Pada akhirnya, yang lebih penting adalah kita tidak boleh lupa bahwa nama depan Indonesia adalah republik. Bentuk ini dipilih bukan tanpa sebab; di dalam republik ada pendirian, cita-cita, dan etika. Dalam pengertian yang paling sederhana, republik adalah tanda dari penentangan yang serius terhadap politik dinasti.
Musuh pertama republik adalah absolutisme yang mengejawantah dalam praktik pemerintahan raja-raja. Politik dinasti diturunkan dari sistem terbelakang ini. Di dalam republik, para pendiri bangsa kita menetapkan keyakinan pada kerangka kebersamaan untuk kemaslahatan umum, di mana kekuasaan diproduksi secara sosial melalui suatu mekanisme demokratis dan partisipatif, bukan diturunkan secara biologis.

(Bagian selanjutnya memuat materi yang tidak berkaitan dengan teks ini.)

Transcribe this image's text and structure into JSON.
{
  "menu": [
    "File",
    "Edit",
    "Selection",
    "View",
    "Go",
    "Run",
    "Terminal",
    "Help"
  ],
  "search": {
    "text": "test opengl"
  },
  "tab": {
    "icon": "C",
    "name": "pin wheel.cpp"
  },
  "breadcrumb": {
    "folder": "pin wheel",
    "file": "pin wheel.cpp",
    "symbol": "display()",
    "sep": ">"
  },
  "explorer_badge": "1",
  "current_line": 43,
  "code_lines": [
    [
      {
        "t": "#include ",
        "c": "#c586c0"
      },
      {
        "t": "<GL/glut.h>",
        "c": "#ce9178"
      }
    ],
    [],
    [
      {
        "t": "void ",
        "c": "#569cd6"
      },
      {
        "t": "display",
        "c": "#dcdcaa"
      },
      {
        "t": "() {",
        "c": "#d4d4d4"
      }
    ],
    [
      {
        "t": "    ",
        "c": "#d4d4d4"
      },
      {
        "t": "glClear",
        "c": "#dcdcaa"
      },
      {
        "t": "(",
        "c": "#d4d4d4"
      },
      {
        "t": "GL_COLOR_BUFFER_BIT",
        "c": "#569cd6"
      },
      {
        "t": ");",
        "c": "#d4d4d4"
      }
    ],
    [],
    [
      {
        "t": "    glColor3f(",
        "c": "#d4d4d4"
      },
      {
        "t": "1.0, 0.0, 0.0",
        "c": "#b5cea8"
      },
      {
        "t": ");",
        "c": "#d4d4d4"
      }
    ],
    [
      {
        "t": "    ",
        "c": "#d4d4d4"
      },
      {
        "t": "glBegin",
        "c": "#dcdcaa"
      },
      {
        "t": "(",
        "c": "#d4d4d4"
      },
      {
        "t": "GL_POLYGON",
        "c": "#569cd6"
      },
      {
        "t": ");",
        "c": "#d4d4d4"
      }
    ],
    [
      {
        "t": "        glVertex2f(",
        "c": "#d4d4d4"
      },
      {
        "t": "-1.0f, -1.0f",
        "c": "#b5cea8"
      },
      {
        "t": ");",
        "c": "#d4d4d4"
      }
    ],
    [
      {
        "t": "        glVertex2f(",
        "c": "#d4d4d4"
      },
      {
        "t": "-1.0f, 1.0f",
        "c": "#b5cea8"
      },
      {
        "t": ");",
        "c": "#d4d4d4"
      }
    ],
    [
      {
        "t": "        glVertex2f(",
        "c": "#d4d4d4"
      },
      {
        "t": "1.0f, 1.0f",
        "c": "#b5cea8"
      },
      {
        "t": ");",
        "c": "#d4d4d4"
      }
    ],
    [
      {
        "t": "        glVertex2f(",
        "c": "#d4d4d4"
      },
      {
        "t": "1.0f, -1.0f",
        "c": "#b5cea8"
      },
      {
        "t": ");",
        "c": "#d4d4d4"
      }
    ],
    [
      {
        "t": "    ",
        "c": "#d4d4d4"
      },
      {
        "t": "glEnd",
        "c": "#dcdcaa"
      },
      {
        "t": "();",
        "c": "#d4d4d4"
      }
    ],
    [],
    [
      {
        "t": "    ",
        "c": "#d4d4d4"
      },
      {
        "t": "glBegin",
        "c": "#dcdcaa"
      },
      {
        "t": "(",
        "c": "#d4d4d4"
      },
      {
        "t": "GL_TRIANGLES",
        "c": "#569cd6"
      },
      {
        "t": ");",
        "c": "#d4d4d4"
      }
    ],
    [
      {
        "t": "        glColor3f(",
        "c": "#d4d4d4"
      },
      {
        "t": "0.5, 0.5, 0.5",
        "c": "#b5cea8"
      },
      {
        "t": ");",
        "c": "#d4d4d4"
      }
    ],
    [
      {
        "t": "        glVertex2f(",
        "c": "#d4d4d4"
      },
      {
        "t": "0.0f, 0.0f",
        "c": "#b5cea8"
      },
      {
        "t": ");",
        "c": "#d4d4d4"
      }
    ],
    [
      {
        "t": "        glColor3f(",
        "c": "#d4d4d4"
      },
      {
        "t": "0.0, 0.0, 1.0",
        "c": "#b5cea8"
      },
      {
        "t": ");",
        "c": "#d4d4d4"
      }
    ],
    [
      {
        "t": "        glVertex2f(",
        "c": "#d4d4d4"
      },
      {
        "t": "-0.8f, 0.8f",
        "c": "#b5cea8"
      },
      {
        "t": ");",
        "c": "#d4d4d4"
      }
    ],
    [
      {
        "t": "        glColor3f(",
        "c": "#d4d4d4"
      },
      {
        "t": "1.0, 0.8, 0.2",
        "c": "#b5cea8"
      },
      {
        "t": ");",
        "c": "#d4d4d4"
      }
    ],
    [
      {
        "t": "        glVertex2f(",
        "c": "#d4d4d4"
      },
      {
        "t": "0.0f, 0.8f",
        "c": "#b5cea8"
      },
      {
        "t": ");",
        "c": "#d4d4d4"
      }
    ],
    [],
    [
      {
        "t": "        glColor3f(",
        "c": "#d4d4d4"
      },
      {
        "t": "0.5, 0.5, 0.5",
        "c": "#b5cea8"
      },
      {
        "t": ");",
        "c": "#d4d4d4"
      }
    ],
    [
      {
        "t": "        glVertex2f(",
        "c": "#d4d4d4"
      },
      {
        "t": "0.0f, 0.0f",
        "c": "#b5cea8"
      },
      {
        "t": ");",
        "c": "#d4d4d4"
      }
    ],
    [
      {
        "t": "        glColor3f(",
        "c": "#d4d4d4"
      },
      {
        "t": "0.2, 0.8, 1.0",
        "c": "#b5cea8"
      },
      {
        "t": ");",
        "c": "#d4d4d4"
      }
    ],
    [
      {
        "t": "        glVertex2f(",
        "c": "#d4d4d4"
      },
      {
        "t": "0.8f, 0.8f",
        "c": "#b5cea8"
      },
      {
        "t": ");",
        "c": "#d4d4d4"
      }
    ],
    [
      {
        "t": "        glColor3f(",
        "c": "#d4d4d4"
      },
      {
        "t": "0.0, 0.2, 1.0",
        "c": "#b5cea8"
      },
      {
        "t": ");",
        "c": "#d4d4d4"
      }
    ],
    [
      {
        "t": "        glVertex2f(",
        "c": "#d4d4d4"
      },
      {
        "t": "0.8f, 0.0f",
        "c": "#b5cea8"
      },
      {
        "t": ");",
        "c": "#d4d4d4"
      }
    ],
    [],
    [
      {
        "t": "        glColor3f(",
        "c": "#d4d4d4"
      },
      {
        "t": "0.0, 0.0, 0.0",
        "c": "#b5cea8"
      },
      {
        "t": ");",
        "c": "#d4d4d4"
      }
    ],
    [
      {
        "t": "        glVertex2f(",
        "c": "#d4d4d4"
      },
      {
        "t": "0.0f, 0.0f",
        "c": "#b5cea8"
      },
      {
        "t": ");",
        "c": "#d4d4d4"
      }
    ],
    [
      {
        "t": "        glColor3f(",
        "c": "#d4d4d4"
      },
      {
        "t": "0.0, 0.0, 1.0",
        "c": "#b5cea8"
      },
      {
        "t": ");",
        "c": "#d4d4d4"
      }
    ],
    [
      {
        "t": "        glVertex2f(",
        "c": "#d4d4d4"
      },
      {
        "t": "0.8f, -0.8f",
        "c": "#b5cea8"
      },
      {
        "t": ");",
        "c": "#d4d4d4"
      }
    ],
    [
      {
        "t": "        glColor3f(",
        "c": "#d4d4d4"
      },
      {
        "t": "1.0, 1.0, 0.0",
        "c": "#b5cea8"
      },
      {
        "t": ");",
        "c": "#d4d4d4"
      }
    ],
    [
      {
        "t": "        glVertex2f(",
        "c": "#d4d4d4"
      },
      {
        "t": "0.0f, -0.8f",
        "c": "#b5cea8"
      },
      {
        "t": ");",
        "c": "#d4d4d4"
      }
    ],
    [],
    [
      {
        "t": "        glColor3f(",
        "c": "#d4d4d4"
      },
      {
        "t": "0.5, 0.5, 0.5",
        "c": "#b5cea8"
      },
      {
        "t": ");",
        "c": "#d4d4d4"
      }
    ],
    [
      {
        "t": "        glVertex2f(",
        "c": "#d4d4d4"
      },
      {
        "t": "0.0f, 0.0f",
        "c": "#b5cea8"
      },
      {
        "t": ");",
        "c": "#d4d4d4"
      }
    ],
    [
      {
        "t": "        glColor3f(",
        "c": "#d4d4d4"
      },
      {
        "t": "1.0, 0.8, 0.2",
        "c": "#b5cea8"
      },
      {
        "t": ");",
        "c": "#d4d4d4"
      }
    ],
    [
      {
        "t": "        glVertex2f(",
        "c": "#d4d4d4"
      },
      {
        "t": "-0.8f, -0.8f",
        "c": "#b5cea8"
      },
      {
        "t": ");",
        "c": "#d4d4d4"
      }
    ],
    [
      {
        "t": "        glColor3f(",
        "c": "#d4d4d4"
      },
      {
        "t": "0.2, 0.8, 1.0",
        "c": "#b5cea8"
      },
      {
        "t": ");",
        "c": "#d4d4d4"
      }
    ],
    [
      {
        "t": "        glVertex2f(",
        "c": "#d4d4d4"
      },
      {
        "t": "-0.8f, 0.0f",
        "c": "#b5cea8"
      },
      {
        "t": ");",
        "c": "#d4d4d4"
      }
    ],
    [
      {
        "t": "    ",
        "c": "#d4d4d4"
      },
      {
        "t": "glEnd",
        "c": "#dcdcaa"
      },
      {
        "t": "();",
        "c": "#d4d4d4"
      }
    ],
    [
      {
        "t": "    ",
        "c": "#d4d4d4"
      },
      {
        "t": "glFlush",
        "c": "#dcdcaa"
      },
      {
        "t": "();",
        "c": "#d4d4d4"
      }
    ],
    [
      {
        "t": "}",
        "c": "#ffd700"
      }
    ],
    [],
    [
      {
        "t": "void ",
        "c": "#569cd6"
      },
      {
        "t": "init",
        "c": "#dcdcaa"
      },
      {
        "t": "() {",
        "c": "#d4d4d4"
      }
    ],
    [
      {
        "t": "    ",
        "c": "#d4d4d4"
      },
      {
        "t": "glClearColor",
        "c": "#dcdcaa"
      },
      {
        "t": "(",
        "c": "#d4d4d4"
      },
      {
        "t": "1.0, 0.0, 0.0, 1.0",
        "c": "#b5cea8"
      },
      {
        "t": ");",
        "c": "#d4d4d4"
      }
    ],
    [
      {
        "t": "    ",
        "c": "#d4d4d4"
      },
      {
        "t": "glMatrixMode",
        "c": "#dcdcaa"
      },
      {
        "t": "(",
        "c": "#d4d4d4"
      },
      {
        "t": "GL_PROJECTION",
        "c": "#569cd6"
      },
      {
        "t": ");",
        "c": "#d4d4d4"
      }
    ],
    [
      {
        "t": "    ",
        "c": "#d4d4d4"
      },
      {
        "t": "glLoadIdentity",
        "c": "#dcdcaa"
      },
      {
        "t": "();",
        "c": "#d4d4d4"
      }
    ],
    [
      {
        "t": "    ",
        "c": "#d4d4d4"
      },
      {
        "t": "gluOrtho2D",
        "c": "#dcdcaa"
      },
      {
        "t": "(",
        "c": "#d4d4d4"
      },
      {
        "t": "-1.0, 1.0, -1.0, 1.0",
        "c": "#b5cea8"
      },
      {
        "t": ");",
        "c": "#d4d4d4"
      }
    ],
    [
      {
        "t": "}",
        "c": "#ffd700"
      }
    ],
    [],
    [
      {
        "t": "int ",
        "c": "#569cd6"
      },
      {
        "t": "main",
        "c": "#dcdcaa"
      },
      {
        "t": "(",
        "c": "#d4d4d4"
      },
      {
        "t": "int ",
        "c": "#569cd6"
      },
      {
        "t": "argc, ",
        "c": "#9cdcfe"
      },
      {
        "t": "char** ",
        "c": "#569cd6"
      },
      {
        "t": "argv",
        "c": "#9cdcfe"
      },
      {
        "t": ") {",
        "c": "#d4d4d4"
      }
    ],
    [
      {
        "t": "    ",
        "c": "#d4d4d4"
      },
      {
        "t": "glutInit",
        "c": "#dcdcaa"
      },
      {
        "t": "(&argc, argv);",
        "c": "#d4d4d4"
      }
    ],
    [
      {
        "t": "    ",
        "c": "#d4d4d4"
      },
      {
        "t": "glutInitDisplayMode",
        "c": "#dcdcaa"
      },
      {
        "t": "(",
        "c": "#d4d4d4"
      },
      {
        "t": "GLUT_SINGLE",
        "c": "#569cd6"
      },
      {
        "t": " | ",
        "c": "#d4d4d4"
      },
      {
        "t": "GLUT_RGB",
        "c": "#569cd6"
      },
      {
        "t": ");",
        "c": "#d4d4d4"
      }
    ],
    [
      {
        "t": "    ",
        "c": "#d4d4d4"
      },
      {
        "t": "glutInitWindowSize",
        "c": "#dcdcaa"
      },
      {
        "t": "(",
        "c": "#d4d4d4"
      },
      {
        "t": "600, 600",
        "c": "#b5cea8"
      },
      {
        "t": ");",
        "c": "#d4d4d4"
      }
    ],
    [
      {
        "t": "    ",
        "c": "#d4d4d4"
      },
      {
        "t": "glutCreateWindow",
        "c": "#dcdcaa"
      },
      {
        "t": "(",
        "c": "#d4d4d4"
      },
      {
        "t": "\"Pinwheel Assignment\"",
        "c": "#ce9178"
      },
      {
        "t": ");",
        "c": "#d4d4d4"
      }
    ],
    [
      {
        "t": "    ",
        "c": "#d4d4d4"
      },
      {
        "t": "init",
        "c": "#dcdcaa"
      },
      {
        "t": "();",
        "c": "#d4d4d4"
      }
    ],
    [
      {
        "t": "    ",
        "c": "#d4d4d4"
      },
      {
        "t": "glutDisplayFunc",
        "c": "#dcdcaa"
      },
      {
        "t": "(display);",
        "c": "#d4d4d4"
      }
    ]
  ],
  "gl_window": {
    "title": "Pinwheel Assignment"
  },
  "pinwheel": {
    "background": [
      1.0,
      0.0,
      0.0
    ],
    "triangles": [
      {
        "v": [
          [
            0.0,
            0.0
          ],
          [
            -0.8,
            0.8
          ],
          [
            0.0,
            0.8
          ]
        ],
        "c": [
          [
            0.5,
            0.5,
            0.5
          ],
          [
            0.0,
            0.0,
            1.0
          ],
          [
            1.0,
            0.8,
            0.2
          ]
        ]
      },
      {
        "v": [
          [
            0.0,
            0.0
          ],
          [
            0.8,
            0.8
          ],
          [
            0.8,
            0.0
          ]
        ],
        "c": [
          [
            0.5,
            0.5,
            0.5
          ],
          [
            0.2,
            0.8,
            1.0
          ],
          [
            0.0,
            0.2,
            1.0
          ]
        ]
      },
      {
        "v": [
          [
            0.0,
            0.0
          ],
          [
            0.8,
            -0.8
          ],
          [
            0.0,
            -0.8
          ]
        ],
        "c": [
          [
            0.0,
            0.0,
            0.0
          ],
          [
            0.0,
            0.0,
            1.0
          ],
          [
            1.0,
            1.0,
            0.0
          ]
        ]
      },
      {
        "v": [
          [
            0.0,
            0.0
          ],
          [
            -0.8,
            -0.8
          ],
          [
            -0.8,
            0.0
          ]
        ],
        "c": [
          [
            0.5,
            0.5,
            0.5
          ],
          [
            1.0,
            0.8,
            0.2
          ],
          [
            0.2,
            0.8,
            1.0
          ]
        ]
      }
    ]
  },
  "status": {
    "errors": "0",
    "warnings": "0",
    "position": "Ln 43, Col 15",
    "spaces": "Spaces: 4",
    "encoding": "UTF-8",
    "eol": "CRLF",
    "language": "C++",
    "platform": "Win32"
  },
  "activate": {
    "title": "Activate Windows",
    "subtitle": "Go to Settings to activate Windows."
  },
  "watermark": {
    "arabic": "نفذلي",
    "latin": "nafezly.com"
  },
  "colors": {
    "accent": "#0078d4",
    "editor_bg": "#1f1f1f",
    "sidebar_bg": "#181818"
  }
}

Dalam republik, para pendiri bangsa yang egalitarian membuang cara pandang feodal yang membuat para elite dan keluarga kaya-penguasa memandang diri dan keluarga mereka sebagai makhluk-makhluk istimewa yang berbeda derajatnya dengan kebanyakan rakyat. Intinya, sejauh kita masih bermaksud meneruskan republik warisan pendiri bangsa, politik dinasti tidak dapat kita terima.